What is confirmed is a meeting in December between Chicago planning commissioner Alicia Berg and Harrods representatives. The Harrods folks were given a tour of a long-vacant block on State Street, said The Chicago Tribune, and concepts for a 200,000-300,000-square-foot department store and possible hotel and residential development were bandied about. Both sides, said The Tribune, “departed pleased with themselves and promising to stay in touch.”

Harrod's has only one full-size department store currently, the million-square-foot palace that has stood majestically on Brompton Road in London's Knightsbridge since 1849. The reported plan would involve a store one-fifth the size.

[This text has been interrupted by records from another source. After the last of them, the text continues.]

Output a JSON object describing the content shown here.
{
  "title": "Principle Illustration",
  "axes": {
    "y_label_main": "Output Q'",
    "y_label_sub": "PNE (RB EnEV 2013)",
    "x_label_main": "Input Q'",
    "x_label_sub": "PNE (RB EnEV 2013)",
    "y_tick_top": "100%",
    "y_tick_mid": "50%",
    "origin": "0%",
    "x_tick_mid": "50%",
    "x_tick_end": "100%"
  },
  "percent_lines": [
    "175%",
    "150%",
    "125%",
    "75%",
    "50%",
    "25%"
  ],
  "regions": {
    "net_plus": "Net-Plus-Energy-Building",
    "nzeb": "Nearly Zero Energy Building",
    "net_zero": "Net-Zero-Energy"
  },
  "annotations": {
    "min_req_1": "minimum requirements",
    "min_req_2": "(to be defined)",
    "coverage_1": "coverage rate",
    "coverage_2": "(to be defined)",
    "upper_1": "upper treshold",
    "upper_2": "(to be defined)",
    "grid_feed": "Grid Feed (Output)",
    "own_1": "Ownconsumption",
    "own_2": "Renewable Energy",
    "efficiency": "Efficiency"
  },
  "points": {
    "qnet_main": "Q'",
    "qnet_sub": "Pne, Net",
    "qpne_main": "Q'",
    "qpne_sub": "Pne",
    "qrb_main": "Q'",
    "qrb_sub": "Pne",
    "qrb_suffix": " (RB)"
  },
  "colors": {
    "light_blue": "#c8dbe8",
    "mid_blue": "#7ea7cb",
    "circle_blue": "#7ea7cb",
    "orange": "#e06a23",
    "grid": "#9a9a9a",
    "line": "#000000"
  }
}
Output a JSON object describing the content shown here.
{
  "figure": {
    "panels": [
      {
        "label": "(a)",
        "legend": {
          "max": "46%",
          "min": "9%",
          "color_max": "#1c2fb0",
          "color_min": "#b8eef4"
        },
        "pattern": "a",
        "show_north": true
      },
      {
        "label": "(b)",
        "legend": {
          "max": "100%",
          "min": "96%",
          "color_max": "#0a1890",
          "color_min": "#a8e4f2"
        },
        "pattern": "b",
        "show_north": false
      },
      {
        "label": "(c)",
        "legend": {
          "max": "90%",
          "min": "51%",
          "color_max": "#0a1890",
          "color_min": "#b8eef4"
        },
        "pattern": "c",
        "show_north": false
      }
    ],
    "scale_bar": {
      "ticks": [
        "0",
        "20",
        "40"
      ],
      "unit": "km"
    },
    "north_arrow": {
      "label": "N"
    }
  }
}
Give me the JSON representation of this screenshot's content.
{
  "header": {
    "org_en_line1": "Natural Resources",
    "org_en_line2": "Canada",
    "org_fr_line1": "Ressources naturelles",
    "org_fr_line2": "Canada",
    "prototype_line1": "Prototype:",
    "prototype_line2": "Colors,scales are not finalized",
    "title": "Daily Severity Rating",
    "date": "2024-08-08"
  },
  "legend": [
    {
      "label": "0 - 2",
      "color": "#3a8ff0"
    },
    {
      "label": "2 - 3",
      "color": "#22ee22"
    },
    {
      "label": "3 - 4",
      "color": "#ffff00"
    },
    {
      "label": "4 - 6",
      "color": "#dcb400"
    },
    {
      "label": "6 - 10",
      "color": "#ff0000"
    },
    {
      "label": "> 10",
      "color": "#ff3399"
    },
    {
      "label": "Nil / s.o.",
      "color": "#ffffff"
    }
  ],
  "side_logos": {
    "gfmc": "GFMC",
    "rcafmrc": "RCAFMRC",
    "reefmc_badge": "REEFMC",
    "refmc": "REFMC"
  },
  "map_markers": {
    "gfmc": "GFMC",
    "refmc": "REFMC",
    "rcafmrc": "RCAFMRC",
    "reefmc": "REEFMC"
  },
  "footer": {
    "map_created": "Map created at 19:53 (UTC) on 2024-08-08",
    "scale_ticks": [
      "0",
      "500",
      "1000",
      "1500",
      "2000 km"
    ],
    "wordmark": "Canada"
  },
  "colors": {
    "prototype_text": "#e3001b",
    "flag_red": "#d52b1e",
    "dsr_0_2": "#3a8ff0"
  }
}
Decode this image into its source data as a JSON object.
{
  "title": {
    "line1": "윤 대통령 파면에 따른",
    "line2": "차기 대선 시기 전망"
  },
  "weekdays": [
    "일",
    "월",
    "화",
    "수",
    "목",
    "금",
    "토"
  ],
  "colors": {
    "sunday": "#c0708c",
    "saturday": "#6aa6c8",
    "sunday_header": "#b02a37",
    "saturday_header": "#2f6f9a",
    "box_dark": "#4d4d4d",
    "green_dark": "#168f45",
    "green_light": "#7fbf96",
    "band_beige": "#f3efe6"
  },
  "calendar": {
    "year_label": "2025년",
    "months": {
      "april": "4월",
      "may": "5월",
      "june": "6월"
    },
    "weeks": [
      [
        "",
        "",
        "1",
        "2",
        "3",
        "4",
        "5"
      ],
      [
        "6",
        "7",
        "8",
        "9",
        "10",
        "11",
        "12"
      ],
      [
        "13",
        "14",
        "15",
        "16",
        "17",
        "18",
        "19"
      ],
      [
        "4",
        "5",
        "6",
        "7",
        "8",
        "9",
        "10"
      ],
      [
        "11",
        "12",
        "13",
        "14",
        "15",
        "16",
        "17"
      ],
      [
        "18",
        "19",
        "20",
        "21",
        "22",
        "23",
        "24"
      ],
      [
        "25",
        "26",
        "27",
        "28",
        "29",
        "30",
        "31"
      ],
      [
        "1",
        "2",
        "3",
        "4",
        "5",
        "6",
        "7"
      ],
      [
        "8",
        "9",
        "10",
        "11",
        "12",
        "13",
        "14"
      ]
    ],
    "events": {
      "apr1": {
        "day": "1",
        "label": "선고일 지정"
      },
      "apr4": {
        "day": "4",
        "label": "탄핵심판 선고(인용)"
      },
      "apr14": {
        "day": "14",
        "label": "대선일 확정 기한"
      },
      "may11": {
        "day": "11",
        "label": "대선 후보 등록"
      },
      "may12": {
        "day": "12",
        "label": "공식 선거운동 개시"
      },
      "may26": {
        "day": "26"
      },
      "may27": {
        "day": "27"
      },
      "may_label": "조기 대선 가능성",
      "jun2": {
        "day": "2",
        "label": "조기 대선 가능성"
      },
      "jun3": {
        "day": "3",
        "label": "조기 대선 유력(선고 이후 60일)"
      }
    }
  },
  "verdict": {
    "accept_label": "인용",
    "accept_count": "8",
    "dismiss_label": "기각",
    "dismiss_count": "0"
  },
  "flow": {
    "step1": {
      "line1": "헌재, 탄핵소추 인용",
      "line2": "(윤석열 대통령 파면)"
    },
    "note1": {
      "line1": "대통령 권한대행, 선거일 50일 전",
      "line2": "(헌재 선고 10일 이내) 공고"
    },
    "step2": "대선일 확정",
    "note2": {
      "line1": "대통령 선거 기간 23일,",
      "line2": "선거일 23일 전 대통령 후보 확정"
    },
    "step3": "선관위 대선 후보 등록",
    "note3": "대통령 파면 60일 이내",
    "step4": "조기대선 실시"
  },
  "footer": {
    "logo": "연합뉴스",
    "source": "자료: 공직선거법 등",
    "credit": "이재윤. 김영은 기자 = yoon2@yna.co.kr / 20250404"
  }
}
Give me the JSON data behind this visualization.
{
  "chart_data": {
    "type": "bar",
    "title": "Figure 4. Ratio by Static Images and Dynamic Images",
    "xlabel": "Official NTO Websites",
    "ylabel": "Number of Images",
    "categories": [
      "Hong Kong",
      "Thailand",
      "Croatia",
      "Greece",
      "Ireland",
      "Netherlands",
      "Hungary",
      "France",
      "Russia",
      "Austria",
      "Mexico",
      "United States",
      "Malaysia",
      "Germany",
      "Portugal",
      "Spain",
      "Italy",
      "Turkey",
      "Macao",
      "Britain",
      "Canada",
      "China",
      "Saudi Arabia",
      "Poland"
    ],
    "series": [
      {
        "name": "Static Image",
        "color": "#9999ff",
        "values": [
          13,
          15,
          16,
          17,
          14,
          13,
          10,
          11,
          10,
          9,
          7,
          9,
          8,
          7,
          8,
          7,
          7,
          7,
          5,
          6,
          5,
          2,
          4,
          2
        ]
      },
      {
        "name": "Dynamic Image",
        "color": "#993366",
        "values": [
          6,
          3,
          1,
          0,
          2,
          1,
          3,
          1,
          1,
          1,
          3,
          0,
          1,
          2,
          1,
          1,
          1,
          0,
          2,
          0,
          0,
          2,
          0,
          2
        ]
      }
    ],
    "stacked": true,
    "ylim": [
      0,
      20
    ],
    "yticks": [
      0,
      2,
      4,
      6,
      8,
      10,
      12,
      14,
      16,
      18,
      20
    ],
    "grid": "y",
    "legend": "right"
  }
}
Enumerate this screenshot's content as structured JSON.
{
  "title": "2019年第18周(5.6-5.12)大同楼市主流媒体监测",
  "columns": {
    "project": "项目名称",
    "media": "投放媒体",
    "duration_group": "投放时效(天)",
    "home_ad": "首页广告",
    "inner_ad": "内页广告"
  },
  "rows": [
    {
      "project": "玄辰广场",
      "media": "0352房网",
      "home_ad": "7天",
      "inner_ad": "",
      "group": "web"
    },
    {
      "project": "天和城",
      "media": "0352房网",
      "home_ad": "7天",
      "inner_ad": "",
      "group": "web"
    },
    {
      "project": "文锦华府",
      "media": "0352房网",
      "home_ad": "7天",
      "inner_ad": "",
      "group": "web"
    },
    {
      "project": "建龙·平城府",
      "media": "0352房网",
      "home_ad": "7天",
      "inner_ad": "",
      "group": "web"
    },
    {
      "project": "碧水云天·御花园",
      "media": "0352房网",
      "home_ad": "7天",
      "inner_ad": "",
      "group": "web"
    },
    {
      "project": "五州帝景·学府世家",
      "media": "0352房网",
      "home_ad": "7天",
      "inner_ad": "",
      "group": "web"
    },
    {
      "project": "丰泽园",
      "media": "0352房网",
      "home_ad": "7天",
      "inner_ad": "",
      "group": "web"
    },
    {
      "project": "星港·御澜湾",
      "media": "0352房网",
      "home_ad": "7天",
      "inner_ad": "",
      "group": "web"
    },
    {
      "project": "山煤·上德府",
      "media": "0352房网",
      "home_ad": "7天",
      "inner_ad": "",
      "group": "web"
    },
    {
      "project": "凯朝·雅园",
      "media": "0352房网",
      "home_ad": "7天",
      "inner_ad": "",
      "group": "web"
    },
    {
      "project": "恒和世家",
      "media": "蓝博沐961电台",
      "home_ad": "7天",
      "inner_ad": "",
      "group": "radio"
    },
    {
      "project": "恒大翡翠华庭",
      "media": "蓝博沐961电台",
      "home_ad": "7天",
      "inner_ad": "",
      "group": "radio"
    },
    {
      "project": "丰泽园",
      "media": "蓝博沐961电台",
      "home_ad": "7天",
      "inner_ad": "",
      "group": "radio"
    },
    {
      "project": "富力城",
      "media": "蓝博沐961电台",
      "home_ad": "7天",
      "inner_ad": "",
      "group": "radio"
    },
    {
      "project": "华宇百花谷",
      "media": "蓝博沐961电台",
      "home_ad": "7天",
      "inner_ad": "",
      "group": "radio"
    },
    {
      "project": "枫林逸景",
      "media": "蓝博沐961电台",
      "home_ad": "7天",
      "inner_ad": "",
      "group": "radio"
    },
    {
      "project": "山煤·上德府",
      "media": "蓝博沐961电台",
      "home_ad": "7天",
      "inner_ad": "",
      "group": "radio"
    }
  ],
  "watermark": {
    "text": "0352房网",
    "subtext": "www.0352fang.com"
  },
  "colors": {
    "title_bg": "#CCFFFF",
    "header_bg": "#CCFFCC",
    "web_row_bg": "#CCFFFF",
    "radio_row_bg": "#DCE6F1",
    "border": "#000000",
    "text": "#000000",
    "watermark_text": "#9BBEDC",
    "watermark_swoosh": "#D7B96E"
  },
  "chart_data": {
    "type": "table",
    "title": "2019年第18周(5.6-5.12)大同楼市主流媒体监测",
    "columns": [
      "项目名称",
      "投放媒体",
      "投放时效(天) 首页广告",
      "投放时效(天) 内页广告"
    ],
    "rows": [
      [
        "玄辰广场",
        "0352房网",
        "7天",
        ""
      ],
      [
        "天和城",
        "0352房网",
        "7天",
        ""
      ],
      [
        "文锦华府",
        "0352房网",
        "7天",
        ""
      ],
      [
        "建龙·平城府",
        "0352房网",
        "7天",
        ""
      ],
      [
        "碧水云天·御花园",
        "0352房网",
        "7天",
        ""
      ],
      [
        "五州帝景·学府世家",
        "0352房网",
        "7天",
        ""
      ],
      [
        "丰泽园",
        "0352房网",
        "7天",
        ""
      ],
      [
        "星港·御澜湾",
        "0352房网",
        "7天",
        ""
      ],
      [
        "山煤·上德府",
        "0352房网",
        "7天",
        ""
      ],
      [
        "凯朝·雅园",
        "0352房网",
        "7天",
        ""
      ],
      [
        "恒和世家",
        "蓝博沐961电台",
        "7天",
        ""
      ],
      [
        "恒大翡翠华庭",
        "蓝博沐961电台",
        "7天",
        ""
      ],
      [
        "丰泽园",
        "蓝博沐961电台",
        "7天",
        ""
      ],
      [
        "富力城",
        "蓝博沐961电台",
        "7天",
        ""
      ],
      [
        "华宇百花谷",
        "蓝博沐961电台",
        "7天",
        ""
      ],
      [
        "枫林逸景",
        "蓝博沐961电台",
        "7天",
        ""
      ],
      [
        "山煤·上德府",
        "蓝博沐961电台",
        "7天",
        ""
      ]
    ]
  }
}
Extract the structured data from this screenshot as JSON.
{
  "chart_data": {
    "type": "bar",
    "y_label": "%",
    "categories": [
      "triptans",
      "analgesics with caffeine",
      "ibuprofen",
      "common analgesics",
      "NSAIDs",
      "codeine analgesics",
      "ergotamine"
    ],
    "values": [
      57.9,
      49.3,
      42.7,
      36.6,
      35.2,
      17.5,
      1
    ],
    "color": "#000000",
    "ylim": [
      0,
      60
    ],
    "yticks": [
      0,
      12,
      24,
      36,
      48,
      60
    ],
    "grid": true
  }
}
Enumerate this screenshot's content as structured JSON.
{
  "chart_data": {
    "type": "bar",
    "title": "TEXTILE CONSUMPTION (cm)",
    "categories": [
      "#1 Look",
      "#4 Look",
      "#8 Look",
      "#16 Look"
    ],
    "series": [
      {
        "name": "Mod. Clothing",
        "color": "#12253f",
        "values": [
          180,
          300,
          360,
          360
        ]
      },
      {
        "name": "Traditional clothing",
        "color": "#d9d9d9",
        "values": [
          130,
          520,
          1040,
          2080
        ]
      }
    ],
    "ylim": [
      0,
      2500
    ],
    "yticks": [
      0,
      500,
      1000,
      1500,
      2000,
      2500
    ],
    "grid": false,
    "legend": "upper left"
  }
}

Local analysts are dubious that the plan has legs. “The cachet and magic of the store is impossible to duplicate anywhere but Knightsbridge,” The Tribune quoted a Chicago real estate executive as saying. “I don't think it would work in Los Angeles, Boston or anywhere on the planet except where it is.” Also, notes The Trib, pre-tax profits at Harrods'Knightsbridge store plummeted 48 percent in 2000. And profits fell 82 percent for Harrods Holdings, which includes some Harrods airport stores around the world.

Harrod's in Knightsbridge has seven floors and some 300 departments (including the famous Food Hall), about 20 restaurants, a beauty salon and a bank. On an average day, 100,000 shoppers browse the store. During sales days, as many as 350,000 shoppers may appear.